Driving along the country lanes in and around Kibbutz Sha'alabim I often find myself paraphrasing the famous verse in Jeremiah 31: עוד תטעי כרמים בהרי שמרון, Thou shalt yet plant vines in the Samarian Highlands, only in my mind it is the fields of Sha'alabim.
Until the 1967 Six Day War Sha'alabim lived the precarious existence of a border village. Sitting right on the Armistice line which delineated the border between Israel and Jordan following the 1948 War Sha'alabim was under constant threat from cross-border attacks and kibbutz members took theirs lives in their hands each time they went out to tend their crops and livestock. It was not a place most would choose to make their home. Only the idealism of its residents made it viable.

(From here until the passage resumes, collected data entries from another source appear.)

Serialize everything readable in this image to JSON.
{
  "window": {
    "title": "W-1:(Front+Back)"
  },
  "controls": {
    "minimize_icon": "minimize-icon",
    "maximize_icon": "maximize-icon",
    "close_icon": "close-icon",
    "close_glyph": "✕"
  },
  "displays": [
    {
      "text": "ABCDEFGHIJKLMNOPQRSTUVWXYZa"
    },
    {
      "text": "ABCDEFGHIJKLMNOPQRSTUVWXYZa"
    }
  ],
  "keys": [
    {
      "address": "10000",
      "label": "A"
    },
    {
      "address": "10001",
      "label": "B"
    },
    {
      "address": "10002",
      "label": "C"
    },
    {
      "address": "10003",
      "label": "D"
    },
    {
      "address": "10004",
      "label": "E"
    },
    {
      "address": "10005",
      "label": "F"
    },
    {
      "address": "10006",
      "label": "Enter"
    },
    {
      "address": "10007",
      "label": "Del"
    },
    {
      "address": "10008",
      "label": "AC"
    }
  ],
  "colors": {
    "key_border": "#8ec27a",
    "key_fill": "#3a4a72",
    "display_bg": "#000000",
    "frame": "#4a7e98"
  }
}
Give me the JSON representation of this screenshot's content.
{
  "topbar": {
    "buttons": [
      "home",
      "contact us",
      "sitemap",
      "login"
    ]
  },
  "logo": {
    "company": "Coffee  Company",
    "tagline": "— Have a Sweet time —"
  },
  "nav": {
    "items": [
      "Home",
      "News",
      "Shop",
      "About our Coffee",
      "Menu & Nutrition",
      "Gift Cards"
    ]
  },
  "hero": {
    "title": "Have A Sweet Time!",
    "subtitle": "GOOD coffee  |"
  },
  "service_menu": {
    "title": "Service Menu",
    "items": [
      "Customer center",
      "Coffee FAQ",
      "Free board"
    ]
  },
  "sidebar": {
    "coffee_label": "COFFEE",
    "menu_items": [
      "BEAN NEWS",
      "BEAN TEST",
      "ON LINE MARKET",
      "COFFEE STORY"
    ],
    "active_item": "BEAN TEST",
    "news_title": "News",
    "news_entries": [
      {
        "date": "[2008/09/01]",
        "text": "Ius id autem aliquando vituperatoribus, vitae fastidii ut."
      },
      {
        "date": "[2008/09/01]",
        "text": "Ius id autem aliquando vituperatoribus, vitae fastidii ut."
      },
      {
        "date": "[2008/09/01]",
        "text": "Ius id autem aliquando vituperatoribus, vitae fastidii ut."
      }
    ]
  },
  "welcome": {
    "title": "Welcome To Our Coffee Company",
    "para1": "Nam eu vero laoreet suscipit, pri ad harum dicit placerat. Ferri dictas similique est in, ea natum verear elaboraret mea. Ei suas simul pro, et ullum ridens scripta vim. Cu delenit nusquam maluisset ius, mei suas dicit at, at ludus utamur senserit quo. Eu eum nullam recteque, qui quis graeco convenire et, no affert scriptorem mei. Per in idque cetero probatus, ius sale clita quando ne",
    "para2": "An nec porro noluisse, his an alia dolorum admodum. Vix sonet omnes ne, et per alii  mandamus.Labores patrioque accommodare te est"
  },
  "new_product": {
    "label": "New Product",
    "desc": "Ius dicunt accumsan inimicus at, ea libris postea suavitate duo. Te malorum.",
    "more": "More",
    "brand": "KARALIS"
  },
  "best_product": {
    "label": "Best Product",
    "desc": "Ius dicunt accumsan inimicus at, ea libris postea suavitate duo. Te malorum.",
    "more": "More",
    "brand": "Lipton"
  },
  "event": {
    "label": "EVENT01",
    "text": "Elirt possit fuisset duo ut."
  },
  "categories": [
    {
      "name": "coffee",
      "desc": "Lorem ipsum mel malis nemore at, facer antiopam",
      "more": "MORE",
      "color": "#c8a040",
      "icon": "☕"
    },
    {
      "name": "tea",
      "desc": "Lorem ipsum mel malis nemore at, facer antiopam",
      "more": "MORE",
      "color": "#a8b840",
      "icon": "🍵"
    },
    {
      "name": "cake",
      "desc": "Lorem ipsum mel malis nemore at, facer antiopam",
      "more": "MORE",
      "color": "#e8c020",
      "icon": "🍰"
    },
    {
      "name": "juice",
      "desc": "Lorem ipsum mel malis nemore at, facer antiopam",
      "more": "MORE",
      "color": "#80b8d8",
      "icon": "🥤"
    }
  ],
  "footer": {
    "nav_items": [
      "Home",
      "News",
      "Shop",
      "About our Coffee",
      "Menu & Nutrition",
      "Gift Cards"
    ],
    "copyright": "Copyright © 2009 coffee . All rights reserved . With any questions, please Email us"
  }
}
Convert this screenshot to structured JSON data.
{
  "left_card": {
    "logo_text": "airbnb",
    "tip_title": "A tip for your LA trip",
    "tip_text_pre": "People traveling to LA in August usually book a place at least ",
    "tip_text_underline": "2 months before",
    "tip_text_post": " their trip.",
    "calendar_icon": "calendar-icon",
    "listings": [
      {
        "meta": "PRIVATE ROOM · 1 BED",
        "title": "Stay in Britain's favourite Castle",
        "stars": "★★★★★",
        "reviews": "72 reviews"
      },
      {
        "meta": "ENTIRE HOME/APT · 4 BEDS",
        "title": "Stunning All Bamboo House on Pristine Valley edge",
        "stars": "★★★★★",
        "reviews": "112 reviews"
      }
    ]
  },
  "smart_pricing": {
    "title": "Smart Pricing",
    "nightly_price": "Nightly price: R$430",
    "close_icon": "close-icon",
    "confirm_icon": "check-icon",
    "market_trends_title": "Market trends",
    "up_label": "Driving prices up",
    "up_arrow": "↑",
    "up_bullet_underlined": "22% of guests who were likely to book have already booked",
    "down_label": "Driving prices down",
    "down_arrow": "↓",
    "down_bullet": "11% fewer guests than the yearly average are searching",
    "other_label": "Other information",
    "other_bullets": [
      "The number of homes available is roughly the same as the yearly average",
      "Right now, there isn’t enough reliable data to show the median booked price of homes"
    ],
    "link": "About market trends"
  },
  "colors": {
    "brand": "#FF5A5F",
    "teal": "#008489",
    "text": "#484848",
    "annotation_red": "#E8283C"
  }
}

Indeed following the Six Day War documents came to light showing that there was even a Jordanian plan to mount an assasult on the kibbutz with the aim of obliterating it. To this day in Sha'alabim they commemorate their delivery from destruction as Yom Sha'alabim, the day in the Six Day War that Israel recaptured territory to the east of the kibbutz, moving the border and removing the constant threat.
These were my thoughts today, Yom Yerushalayim, also Yom Sha'alabim. It was a gorgeous breezy morning as I made my way with my family to Havaya Bekramim, a section of the kibbutz where depending on the season you can pick berries, harvest wheat or pick grapes and crush them into juice the old fashioned way.
I was worried that this time of year the winds would be warm and "shravi", bringing with them the searing hamsin heatwaves that are common in late spring. It was pleasantly cool though standing among the fruit trees or in the shade of the pines and cypresses that border the orchard, smelling the delicate scent of ripe mulberries, while flocks of storks soared lazily overhead.
The trees were practically groaning under the weight of fruit, three different varieties of mulberry - long, regular and white. A few rows down from the mulberry orchard a blackberry patch was also ripe for picking and between the two a section draped in canvas to protect it from the birds yielded spicy pitango fruits. Our hands and lips were soon dyed purple and red from the delicious bounty.
While my family and friends were intent on picking fruits, our host was harvesting a selection of fresh herbs he cultivates, arranging them in fragrant mounds near the gate for everyone to take home with them - fresh lemon balm, thyme, zaatar, oregano and something I've never seen before but which makes a heavenly herbal tea.
Gaggles of kids looked longingly at the ice-cream bean tree, but alas it was past its season. Near the entrance pomegranate trees dotted bright red with fading blossoms and emerging baby fruits held the promise of late summer bounty.
We'd been warned that earlier in the week a poisonous centipede and black scorpion had been found nearby and we were careful to wear closed shoes, but I'm glad to report that all the children found on the ground were two beautiful porcupine quills which they took home with them as trophies for their nature diaries.
Back home in time for lunch we feasted on the delicate fresh berries, no need to prepare anything else, our family could live on them, and their season is so brief, a sparse few weeks in May. We strive to make the most of it.
As I write my home is filled with the pleasant scent of herbs from the herbal tea we brewed, now chilling in the fridge, a treat we can enjoy for days to come, long after the last of the berries have been gobbled up.
We haven't forgotten those vineyards though, the grapes this time of year still small and intensely green, but everyone is already anticipating the high summer harvest time and the fun of pressing the sweet fruit with our bare feet.